This month's EU summit in Stockholm spawned plenty of interesting initiatives. Tucked away in the press releases was reference to a new programme that went largely unnoticed in the media. The new EU Kaliningrad programme is designed to promote contact and understanding between Russia''s Baltic exclave at Kaliningrad and the territory's EU neighbours. The new programme has a budget of €176 million, with 75% of the funding provided by the EU and the balance by Russia.
The demise of the Russian airline KD Avia in September hit Kaliningrad hard. The airline was based in the Russian exclave and offered not only direct flights between Kaliningrad and a dozen destinations in Russia proper, but also a rich range of routes from Kaliningrad direct to central and western Europe. The airline wanted to attract visitors to Kaliningrad in much the same way that Loftleiðir (the precursor of Icelandair) put Iceland on the map for an earlier generation of trans-Atlantic travellers.
The KD Avia collapse was a real setback for Kaliningrad. True, Russian airlines like Aeroflot stepped in to pick up some of the potentially lucrative Russian routes. But Kaliningrad lost its prime air connections to western Europe. But what Kaliningrad still had of course was the daily night train to Berlin. That, we thought, was a bright light in Kaliningrad's favour.

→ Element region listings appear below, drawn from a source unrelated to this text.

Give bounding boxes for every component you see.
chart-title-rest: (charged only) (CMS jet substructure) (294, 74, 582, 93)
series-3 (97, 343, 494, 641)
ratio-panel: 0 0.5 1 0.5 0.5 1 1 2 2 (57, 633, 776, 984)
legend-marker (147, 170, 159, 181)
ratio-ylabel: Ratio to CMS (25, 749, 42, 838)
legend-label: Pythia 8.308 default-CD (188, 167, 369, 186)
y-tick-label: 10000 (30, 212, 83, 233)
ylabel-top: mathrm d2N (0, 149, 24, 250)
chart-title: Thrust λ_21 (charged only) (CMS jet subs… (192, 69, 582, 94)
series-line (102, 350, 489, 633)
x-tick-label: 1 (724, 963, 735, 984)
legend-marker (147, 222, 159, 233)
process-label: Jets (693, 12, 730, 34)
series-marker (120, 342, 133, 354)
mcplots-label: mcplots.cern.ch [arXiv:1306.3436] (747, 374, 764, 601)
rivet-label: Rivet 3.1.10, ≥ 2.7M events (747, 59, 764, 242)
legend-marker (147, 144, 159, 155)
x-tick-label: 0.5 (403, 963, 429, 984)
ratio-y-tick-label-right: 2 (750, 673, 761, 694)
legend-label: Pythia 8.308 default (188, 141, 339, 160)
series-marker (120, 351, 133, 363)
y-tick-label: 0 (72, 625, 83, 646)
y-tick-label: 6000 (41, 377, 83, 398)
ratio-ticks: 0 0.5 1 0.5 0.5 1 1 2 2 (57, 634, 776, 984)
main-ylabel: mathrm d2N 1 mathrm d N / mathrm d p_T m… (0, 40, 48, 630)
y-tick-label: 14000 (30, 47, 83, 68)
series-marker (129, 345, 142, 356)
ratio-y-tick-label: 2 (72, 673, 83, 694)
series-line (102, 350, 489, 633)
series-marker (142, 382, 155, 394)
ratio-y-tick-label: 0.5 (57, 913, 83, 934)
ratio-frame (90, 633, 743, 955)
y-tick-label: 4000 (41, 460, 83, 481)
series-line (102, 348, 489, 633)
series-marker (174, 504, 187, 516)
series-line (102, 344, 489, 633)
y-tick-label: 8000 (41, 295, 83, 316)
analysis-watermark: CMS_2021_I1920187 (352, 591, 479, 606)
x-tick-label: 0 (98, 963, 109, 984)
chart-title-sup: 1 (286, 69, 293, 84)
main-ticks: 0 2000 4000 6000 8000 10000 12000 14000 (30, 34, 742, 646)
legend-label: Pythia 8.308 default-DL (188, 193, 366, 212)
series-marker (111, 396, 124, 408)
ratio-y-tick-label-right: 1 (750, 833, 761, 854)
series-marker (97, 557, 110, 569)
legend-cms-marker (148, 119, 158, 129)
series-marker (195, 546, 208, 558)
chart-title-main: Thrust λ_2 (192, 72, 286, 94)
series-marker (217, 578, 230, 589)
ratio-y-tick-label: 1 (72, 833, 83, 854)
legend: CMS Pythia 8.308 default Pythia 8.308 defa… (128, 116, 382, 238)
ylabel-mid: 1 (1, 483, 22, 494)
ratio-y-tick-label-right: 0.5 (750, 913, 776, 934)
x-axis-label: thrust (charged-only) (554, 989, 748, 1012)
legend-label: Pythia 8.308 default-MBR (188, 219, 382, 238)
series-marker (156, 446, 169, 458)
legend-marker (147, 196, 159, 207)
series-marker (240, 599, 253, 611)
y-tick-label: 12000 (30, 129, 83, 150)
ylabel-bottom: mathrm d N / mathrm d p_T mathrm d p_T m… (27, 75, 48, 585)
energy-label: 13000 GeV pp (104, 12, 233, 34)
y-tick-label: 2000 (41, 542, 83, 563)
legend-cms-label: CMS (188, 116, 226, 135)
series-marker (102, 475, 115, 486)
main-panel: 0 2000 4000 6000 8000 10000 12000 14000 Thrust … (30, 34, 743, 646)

And with the approval in Stockholm of the new Kaliningrad programme we saw at once that Kaliningrad's key position as a node in Europe's rail network could and should be a cornerstone in any programme to ameliorate the effects of the Kaliningrad region's isolation. Kaliningrad is unique among Russian cities in having standard gauge tracks running into the city from the west. The daily train to Berlin was the sole night sleeper connection from Kaliningrad to points west. A model for the future, perhaps?
But it is not to be. Less than a week after the announcement of the new Kaliningrad programme, we heard that the Berlin to Kaliningrad train will be axed from next month. Last departure from Berlin is on 11 December. Kaliningrad, it seems, is about to become even more isolated.
Prior to the Second World War Kaliningrad was Königsberg, then the administrative capital of the German province of East Prussia. In the 1930s it took eight hours to travel by fast train from the middle of Berlin to the heart of Königsberg. Today, the same journey takes 17 hours - but at least it is in the comfort of a direct train in a cosy sleeping berth. From mid-December it will of course still be possible to reach Kaliningrad by train from Berlin. But it will take 20 hours and require four changes of train along the way - two of those changes taking place as times when most of us would surely rather be tucked up in our beds.